Under what conditions if any would Bitcoin v2 P2P traffic be indistinguishable from other encrypted TCP traffic
BIP-342 supports traffic shaping, which means implementations are able to make the traffic patterns (i.e. timing and sizes of packets) resemble whatever they like, at the cost of needing to add dummy bytes, delay traffic when there are spikes, and possibly drop traffic when it persistently exceeds the traffic patterns that are being mimicked.
However, this is an implementation decision, and as far as I know, there are none that implement it. There is no such thing as “random traffic”. All traffic has patterns. The question is just what patterns to mimic (or not).

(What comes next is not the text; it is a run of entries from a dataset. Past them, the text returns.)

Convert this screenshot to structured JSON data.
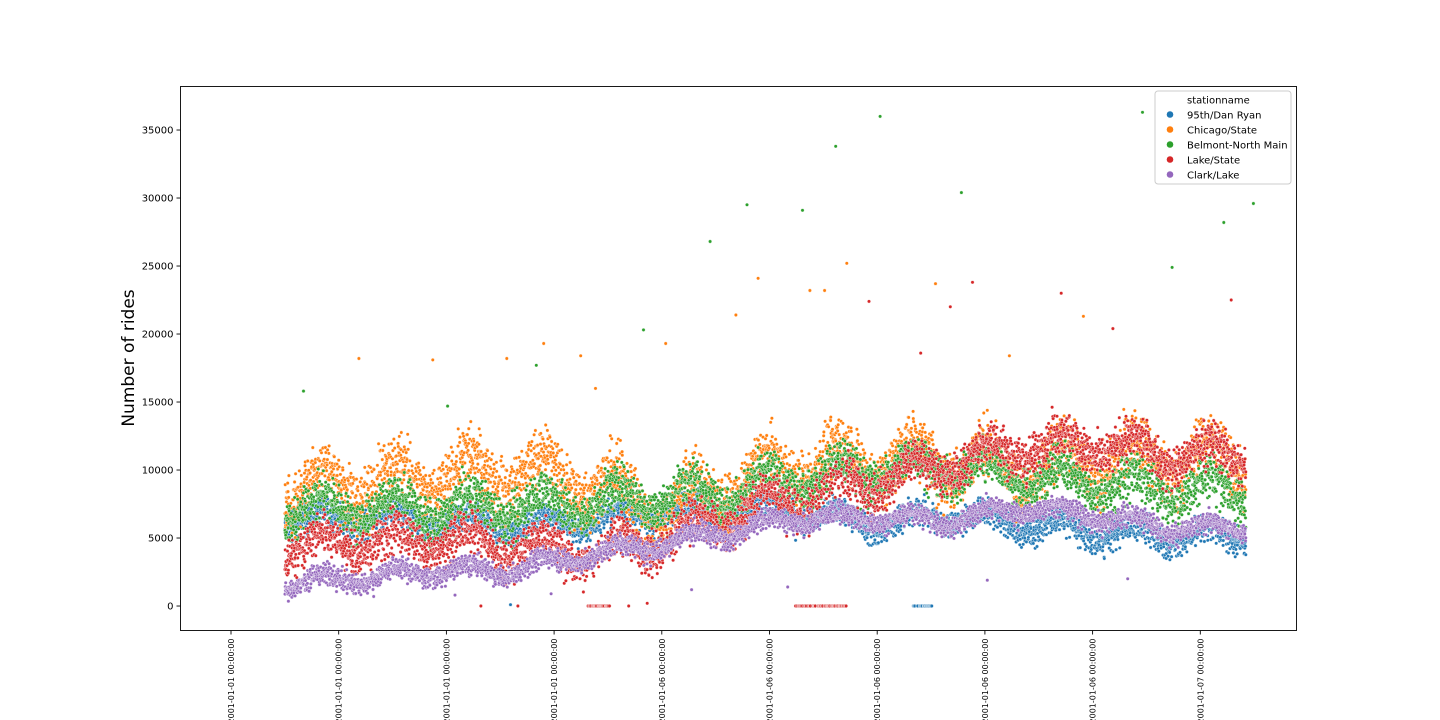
{
  "chart_data": {
    "type": "scatter",
    "title": "",
    "xlabel": "",
    "ylabel": "Number of rides",
    "ylim": [
      -1800,
      38200
    ],
    "yticks": [
      0,
      5000,
      10000,
      15000,
      20000,
      25000,
      30000,
      35000
    ],
    "xtick_labels": [
      "2001-01-01 00:00:00",
      "2001-01-01 00:00:00",
      "2001-01-01 00:00:00",
      "2001-01-01 00:00:00",
      "2001-01-06 00:00:00",
      "2001-01-06 00:00:00",
      "2001-01-06 00:00:00",
      "2001-01-06 00:00:00",
      "2001-01-06 00:00:00",
      "2001-01-07 00:00:00"
    ],
    "grid": false,
    "legend": {
      "title": "stationname",
      "placement": "top-right"
    },
    "series": [
      {
        "name": "95th/Dan Ryan",
        "color": "#1f77b4",
        "points_per_year": 300,
        "base_by_year": [
          6500,
          6600,
          6400,
          6200,
          6300,
          7000,
          7300,
          7100,
          6200,
          6900,
          6200,
          5600,
          5400
        ],
        "variation": 1200,
        "zero_spans": [
          {
            "start_year": 8.5,
            "end_year": 8.75
          }
        ],
        "outliers": [
          [
            3.05,
            100
          ]
        ]
      },
      {
        "name": "Chicago/State",
        "color": "#ff7f0e",
        "points_per_year": 300,
        "base_by_year": [
          8800,
          9500,
          9800,
          10200,
          9800,
          7500,
          9200,
          10800,
          11200,
          11000,
          10500,
          11000,
          11200
        ],
        "variation": 2600,
        "zero_spans": [],
        "outliers": [
          [
            1.0,
            18200
          ],
          [
            2.0,
            18100
          ],
          [
            3.0,
            18200
          ],
          [
            3.5,
            19300
          ],
          [
            4.0,
            18400
          ],
          [
            4.2,
            16000
          ],
          [
            5.15,
            19300
          ],
          [
            6.1,
            21400
          ],
          [
            6.4,
            24100
          ],
          [
            7.1,
            23200
          ],
          [
            7.3,
            23200
          ],
          [
            7.6,
            25200
          ],
          [
            8.8,
            23700
          ],
          [
            9.8,
            18400
          ],
          [
            10.8,
            21300
          ]
        ]
      },
      {
        "name": "Belmont-North Main",
        "color": "#2ca02c",
        "points_per_year": 300,
        "base_by_year": [
          7200,
          7500,
          7300,
          7600,
          7800,
          8300,
          8600,
          9600,
          10200,
          10500,
          9800,
          9200,
          8800
        ],
        "variation": 1900,
        "zero_spans": [],
        "outliers": [
          [
            0.25,
            15800
          ],
          [
            2.2,
            14700
          ],
          [
            3.4,
            17700
          ],
          [
            4.85,
            20300
          ],
          [
            5.75,
            26800
          ],
          [
            6.25,
            29500
          ],
          [
            7.0,
            29100
          ],
          [
            7.45,
            33800
          ],
          [
            8.05,
            36000
          ],
          [
            9.15,
            30400
          ],
          [
            11.6,
            36300
          ],
          [
            12.0,
            24900
          ],
          [
            12.7,
            28200
          ],
          [
            13.1,
            29600
          ]
        ]
      },
      {
        "name": "Lake/State",
        "color": "#d62728",
        "points_per_year": 300,
        "base_by_year": [
          4600,
          5000,
          5100,
          4700,
          4200,
          4900,
          6900,
          8300,
          9400,
          10800,
          12000,
          12200,
          11400
        ],
        "variation": 1800,
        "zero_spans": [
          {
            "start_year": 4.1,
            "end_year": 4.4
          },
          {
            "start_year": 6.9,
            "end_year": 7.6
          }
        ],
        "outliers": [
          [
            2.65,
            0
          ],
          [
            3.15,
            0
          ],
          [
            4.65,
            0
          ],
          [
            4.9,
            200
          ],
          [
            7.9,
            22400
          ],
          [
            8.6,
            18600
          ],
          [
            9.0,
            22000
          ],
          [
            9.3,
            23800
          ],
          [
            10.5,
            23000
          ],
          [
            11.2,
            20400
          ],
          [
            12.8,
            22500
          ]
        ]
      },
      {
        "name": "Clark/Lake",
        "color": "#9467bd",
        "points_per_year": 300,
        "base_by_year": [
          1800,
          2200,
          2700,
          2700,
          3800,
          4600,
          5600,
          6600,
          6600,
          6400,
          7400,
          6700,
          5900
        ],
        "variation": 900,
        "zero_spans": [],
        "outliers": [
          [
            1.2,
            700
          ],
          [
            2.3,
            800
          ],
          [
            3.6,
            900
          ],
          [
            5.5,
            1200
          ],
          [
            6.8,
            1400
          ],
          [
            9.5,
            1900
          ],
          [
            11.4,
            2000
          ]
        ]
      }
    ]
  }
}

What remaining properties of the v2 transport such as packet sizes handshake structure or message timing still allow traffic classification
That is what traffic patterns are. All actually sent bytes are uniformly random (which itself is distinguishable from most traffic, but a neutral common denominator to target).
BIP-324 allows hiding almost all patterns, except for a few very weak ones in the initial handshake. The initiator always sends between 64 and 4159 bytes at once (which may consistute one or more TCP/IP packets). The receiver waits until at least one byte is received, and then also sends between 64 and 4159 bytes at once. Footnote 19 explains how these conditions can be further relaxed in the future in a backwards-compatible change, if need be.
But again, the actual extent to which traffic shaping takes place is implementation dependent.
- Does BIP 324 meaningfully approach traffic obfuscation or does it mainly defeat simple protocol signatures while remaining classifiable through traffic analysis
In practice, today’s implementations only defeat protocol signatures that involve patterns in the sent bytes, not in traffic.